その日の仕事が終わると、大体は待ち合わせをして一緒に帰るのが当たり前になった。
及川くんが残業になった時は電車で帰宅するし、私が残業になった時は及川くんが車で迎えに来てくれたりもする。
何も連絡が来ていない日は駐車場に向かってそのまま車に乗り込む。
「おまたせ。」
「お疲れ。残業なんなかったんだ。」
「私もやれば出来るってもんですよ。年度明けで死んでるけど。」
「マジでお疲れ。」
経理にとって4月は結構忙しくて、定時で帰れる日が少なく5年目の記念日の休みを勝ち取るために休日出勤までしていたほどだ。
最近は少しずつ落ち着き始めていてようやく定時で上がれる日が増えた。
「落ち着いたらどっか行く?」
「どっかって?」
「どこでも、旅行でも何でも。
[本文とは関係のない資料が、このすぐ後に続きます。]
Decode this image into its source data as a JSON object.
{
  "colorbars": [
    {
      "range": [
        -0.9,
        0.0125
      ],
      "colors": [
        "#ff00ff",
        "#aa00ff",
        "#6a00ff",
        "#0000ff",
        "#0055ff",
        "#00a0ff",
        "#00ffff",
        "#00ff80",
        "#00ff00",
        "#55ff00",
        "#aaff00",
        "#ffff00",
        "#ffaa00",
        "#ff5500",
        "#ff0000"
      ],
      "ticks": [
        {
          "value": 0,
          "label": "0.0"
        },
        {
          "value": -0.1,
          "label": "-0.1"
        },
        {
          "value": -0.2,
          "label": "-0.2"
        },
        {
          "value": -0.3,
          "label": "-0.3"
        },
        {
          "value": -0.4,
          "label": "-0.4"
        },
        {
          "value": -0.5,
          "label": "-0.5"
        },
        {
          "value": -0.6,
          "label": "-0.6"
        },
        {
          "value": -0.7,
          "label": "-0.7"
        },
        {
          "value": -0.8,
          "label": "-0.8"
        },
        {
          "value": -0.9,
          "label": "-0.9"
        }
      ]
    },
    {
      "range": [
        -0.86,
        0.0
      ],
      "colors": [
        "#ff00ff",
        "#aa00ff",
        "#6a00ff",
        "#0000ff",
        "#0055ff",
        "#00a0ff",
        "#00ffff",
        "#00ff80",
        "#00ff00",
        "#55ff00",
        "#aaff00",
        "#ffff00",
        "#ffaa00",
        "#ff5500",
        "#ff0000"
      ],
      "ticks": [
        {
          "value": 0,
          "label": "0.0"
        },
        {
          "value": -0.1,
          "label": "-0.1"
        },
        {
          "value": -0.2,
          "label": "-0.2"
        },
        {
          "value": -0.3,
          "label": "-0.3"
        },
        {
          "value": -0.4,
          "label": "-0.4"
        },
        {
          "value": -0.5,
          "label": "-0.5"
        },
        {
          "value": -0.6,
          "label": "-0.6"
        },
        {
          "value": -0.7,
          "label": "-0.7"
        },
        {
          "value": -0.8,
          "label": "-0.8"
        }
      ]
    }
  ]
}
」
「それは仕事モチベ上がっちゃうなあ。」
社員旅行の後2人でホテルに泊まったりはしたけれど、旅行に含まれるかは微妙だった。久しぶりにどこか出かけようの提案に少しテンションが上がる。
及川くんだって疲れているはずなのに、甘やかそうとしてくれているその気持ちが嬉しかったりする。
「及川くんは行きたいところ無いの?」
「疲れてんならまた温泉行ってもいいな。社員旅行の時全然ゆっくりできなかったし。」
「懐かしい。京都とかもいいかもね。」
この旅行の計画を立てる段階から既に楽しい。まだ仕事も完全に落ち着いたわけでは無いのに、もう浮かれて調べてしまっている。